A mesure que l’addition s’approche à grands pas de la table France, on voit, de plus en plus nombreux, des thuriféraires du régime cessant d’inclure Emmanuel Macron dans leurs bénédictions – se disant probablement qu’il va bien falloir faire la part du feu, et qu’en étant les premiers à désigner les bouc-émissaires à sacrifier, ils augmentent leurs chances de ne pas être de la même charrette. C’est le cas de Nicolas Baverez, mondialiste de compétition (Bilderberg, Institut Montaigne…) qui, au prétexte d’un échange de vues avec un de ses mentors du Point, propose un « appel au sursaut » des intellectuels qui ressemble comme deux gouttes d’eau à un appel au sursis… pour l’intellectuel Baverez.
Nouméa, terminus, tout le monde descend !
« Le remaniement se limite à la promotion de proches du président… la Première ministre reconduite par voie de presse… »
Il faut dire qu’arrivés à la station Nouméa, il n’y a pratiquement plus que Christophe Barbier pour rester fidèle au bunker macronien – et encore, on peut se demander pour combien de temps…
Mais le point de plus scabreux de cet exercice délicat de Baverez va bien entendu consister à « trouver » (comprendre : à inventer) le point à partir duquel les causes qu’il chérit et qu’il a alimentées se transforment en conséquences qu’il condamne avec la dernière énergie. Homme « de droite », Baverez choisit de cautériser juste avant Macron :
Le remaniement, selon lui, « révèle aussi la vraie nature du macronisme, à savoir la prise du pouvoir par une coterie d’aventuriers à la faveur de la défaillance de François Hollande et de François Fillon, puis à sa conservation grâce au coup de dés de la guerre en Ukraine. »
Passons sur la « défaillance » de Fillon, qu’on a tout de même rudement bien « aidé à défaillir ». Par ailleurs, à en croire Baverez, jusque Sarko, tout allait donc bien, Madame la Marquise.
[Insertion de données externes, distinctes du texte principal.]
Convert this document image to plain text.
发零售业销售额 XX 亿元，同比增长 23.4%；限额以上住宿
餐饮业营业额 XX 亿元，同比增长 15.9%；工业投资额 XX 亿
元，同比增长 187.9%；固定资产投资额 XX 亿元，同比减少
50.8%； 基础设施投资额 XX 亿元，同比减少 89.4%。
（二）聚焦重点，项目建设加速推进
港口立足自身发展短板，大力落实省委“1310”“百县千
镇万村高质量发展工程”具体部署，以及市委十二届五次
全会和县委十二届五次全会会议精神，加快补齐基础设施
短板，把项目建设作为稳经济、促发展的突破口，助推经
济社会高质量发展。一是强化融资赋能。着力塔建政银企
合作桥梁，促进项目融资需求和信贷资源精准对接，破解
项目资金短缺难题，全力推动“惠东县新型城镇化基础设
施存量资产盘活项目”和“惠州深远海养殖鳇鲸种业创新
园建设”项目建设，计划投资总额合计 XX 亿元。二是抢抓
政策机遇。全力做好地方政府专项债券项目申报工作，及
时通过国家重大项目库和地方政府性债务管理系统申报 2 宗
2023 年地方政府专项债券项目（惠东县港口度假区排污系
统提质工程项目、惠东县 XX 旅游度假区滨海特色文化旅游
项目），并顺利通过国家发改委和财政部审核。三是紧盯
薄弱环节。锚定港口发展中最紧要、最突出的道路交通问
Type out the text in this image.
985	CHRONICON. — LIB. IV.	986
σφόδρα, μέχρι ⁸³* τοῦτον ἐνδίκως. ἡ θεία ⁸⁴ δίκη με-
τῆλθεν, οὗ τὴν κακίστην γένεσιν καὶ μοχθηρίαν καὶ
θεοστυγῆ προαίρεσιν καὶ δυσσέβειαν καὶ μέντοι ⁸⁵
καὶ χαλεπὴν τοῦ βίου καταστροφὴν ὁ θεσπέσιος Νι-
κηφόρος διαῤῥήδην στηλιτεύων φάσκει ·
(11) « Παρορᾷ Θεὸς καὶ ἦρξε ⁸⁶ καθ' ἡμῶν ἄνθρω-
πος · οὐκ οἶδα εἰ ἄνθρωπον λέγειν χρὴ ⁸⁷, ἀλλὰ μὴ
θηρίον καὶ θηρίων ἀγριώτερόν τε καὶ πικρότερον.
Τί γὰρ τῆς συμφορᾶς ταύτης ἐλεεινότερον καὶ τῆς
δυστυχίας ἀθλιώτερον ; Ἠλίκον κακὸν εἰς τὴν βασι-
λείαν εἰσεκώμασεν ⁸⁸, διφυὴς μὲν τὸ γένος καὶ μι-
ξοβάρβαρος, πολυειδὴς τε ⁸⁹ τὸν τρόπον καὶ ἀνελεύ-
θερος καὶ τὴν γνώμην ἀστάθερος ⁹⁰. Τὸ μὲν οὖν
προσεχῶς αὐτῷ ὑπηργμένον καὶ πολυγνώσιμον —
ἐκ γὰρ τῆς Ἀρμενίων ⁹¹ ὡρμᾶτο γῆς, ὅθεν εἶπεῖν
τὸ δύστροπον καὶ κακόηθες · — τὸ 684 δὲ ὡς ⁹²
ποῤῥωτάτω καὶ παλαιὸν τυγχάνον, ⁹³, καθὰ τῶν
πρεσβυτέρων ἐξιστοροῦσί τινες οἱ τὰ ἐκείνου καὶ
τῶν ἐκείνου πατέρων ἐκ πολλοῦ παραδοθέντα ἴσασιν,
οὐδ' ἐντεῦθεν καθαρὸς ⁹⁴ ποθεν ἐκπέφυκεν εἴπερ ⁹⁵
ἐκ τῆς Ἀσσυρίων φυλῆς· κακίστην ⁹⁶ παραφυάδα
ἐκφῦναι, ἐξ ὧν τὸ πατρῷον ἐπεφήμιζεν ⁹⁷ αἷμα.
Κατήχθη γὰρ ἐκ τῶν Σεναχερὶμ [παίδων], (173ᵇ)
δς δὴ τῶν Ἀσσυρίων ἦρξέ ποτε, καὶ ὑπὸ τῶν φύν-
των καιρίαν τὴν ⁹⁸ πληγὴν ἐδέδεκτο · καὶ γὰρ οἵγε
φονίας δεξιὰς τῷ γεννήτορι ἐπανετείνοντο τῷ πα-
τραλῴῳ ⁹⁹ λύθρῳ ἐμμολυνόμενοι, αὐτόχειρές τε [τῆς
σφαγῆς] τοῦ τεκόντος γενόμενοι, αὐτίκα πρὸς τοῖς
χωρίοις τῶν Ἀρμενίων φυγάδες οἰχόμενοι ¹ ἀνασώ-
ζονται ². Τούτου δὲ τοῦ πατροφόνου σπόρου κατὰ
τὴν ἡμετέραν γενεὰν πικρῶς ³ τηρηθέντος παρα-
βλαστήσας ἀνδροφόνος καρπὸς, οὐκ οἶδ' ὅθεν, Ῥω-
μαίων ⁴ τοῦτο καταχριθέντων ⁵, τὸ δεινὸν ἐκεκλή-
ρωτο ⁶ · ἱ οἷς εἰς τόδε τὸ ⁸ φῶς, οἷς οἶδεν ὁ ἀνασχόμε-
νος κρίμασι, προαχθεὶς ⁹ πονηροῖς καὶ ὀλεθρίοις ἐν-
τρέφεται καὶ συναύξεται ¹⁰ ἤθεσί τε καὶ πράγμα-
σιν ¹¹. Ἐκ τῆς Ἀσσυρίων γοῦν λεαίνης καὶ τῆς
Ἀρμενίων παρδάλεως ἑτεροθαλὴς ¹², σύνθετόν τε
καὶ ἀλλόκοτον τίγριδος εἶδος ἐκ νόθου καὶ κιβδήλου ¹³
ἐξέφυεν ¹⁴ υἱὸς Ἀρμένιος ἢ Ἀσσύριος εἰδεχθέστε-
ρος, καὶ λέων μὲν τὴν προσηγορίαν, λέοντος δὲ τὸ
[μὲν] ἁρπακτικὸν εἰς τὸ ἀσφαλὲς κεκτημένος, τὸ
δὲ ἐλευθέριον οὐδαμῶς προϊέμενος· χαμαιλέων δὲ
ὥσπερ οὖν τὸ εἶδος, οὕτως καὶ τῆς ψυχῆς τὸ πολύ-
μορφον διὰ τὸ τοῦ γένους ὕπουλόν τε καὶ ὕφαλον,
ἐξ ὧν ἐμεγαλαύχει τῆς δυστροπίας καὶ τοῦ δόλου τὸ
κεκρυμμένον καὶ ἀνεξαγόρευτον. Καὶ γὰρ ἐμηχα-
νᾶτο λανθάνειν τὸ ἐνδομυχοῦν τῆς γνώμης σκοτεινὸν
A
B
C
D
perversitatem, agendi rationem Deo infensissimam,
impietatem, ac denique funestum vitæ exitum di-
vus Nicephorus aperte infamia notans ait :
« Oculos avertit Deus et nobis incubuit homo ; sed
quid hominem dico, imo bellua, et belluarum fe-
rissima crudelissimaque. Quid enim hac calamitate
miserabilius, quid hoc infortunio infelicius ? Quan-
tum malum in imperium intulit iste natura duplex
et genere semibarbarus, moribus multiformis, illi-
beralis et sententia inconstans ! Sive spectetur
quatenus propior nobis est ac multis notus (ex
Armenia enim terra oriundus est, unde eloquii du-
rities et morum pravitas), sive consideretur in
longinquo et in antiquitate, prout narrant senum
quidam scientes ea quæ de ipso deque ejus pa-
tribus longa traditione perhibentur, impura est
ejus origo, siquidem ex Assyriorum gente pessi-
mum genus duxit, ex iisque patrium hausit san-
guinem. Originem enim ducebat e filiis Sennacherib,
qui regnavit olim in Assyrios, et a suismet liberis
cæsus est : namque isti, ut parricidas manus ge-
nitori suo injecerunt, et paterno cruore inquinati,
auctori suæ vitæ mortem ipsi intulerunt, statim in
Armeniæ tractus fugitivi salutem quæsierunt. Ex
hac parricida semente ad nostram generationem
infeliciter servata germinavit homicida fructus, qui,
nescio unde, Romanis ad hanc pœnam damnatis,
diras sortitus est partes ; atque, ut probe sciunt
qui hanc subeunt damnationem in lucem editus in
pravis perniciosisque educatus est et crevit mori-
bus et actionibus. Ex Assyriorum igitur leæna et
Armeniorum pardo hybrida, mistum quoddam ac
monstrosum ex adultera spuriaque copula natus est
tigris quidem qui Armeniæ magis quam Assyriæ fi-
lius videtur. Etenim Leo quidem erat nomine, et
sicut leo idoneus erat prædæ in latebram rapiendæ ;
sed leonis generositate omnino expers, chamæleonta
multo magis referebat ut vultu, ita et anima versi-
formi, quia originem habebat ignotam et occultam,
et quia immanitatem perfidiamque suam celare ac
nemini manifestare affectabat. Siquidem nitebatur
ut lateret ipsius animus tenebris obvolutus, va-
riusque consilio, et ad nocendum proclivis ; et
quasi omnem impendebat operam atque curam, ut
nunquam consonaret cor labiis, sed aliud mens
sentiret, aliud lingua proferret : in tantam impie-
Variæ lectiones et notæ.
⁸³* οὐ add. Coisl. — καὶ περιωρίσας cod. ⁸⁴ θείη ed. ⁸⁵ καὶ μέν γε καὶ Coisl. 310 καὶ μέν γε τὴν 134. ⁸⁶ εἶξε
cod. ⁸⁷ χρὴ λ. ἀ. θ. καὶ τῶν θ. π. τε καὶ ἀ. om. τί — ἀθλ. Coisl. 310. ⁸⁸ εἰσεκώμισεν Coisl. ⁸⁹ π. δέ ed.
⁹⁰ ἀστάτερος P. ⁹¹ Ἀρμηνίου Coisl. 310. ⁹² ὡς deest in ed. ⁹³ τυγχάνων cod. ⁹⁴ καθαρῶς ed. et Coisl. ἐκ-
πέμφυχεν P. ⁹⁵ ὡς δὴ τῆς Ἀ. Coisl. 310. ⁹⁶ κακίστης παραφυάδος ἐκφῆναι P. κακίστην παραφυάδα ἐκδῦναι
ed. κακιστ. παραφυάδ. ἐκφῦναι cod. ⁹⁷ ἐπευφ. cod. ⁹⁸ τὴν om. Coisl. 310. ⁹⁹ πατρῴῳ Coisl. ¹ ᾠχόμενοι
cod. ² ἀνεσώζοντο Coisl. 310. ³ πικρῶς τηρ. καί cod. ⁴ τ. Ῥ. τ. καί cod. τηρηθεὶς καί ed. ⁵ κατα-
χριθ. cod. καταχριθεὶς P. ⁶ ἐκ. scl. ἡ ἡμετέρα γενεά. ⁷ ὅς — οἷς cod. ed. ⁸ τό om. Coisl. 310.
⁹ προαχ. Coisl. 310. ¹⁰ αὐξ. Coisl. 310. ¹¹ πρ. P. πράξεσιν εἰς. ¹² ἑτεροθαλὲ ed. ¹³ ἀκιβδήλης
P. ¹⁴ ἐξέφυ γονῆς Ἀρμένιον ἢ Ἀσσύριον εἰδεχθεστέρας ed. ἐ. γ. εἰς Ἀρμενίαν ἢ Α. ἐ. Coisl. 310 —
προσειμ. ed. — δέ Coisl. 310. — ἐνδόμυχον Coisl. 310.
Sarko, qui, en ramenant la France dans les structures militaires de l’OTAN, mais aussi encourageant discrètement le coup de force russe en Géorgie, a pourtant tout fait pour préparer le fameux « coup de dés ».
Le docteur Nicolas Jekyll, très sévère avec Mr. Emmanuel Hyde
Du coup, quand Baverez, après s’être félicité d’avoir à deux reprises voté pour le mari de Brigitte (c’était « son devoir »), se réinvente en anti-macroniste rabique, son argumentation, très vite, sonne creux. Sa critique du en même temps, bâtie sur un « il n’est pas possible de… puis de… », s’expose à chaque pas au démenti cinglant d’un : Ce n’est peut-être pas possible, mais, dans les conditions préalables crées par Baverez et sa Caste, c’est nécessaire.
En cela, la palinodie anti-macroniste de Baverez ne fait d’ailleurs que prolonger son parcours préalable de sycophante, européiste à poil dur recommandant depuis des années pour la France une « thérapie de choc libérale » prenant exemple… sur un Royaume-Uni où cette tendance a fini par prendre la forme du Brexit.
A part quelques grands mots aux allures de slogans (comme « la reconnaissance du mérite et de l’excellence »), on sort de la lecture de ce roman pseudo-épistolaire en plusieurs épisodes sans savoir exactement ce que Baverez aurait voulu faire différemment de Macron, ni comment.
Gaullistes, je vous ai compris !
La critique se précise un peu quand il en vient à la dimension institutionnelle, mais, là aussi, on ne sait pas trop si Baverez reproche à Macron d’avoir trop trahi De Gaulle (il parle de « revenir à l’esprit de la Ve République »), ou pas assez :
« … une centralisation sans précédent, sur le refus de tout contre-pouvoir, sur le mépris du Parlement, des partis ou des citoyens… »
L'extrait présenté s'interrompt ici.